Gemini 3.0’s response surprised me. It was more specific. It mentioned a 2025 study from the University of Exeter about cortisol reduction. It included practical tips like which plants are best for beginners (pothos, snake plant) and which to avoid if you have pets. It felt like someone who actually owns houseplants wrote it. The tone was warm but not cloying.
Winner: Gemini. ChatGPT’s writing is reliable, but Gemini’s felt more genuine.
Test 2: Coding a Simple App
Prompt: “Write a Python script that uses the YouTube API to download the top 10 trending videos’ titles and view counts, then saves them to a CSV.”
ChatGPT produced a working script on the first try. It included error handling, comments, and a function to handle API rate limits. It was clean and professional.
Gemini’s script also worked, but it used an outdated API endpoint. I had to fix two lines. However, Gemini’s explanation of how the API works was much better—it explained OAuth authentication and pagination in a way that a beginner could understand.
Winner: ChatGPT for code quality.

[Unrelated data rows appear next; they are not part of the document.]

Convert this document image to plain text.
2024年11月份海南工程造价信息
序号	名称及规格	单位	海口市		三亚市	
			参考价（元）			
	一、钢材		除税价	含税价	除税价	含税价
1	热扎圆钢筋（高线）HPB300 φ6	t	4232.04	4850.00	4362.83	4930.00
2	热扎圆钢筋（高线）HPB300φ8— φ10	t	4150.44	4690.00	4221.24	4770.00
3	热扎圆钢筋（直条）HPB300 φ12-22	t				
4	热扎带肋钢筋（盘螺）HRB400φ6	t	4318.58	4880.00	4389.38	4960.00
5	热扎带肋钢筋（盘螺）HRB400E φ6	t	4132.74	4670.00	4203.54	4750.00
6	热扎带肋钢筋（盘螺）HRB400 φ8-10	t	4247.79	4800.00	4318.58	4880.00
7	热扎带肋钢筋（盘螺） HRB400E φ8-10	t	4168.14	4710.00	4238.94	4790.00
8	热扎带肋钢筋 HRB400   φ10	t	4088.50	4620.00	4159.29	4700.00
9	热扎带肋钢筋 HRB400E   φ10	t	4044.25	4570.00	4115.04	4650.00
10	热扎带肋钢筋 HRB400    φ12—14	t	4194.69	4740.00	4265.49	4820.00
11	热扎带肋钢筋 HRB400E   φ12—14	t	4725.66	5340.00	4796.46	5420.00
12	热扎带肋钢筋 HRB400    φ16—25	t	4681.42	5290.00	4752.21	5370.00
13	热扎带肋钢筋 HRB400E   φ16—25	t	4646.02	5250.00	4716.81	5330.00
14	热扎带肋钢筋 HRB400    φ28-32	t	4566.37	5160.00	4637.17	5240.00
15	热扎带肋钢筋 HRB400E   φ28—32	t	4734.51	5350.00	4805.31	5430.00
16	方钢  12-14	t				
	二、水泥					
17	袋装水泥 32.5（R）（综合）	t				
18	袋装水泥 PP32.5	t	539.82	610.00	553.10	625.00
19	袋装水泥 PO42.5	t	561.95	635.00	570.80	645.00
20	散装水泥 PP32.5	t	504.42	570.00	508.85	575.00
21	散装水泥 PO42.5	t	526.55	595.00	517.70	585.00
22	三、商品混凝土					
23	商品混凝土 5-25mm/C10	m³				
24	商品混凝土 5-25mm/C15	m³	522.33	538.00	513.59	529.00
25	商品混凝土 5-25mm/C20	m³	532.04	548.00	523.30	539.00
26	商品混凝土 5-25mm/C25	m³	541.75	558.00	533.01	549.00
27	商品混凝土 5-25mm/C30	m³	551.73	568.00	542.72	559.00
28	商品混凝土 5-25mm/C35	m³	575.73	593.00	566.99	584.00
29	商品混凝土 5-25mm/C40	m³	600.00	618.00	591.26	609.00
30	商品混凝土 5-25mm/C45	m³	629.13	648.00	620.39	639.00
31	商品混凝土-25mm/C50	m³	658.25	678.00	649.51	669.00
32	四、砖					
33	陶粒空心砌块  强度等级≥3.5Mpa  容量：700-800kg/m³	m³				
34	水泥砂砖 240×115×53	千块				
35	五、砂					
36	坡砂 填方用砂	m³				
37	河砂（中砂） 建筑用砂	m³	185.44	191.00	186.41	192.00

Gemini for explanation.
Test 3: Analyzing a PDF
I uploaded a 50-page PDF of a research paper on microplastics and asked both to summarize the findings and identify the three most important statistics.
ChatGPT handled this beautifully. It parsed the document accurately, extracted key numbers (e.g., “microplastics found in 93% of bottled water samples”), and presented them in bullet points. No errors.
Gemini 3.0 has a new feature: it can highlight specific sections of the PDF and cite them inline. So when it said “microplastics found in 93% of samples,” it showed me the exact page and paragraph. That’s a game-changer for research. But it missed one statistic that ChatGPT caught.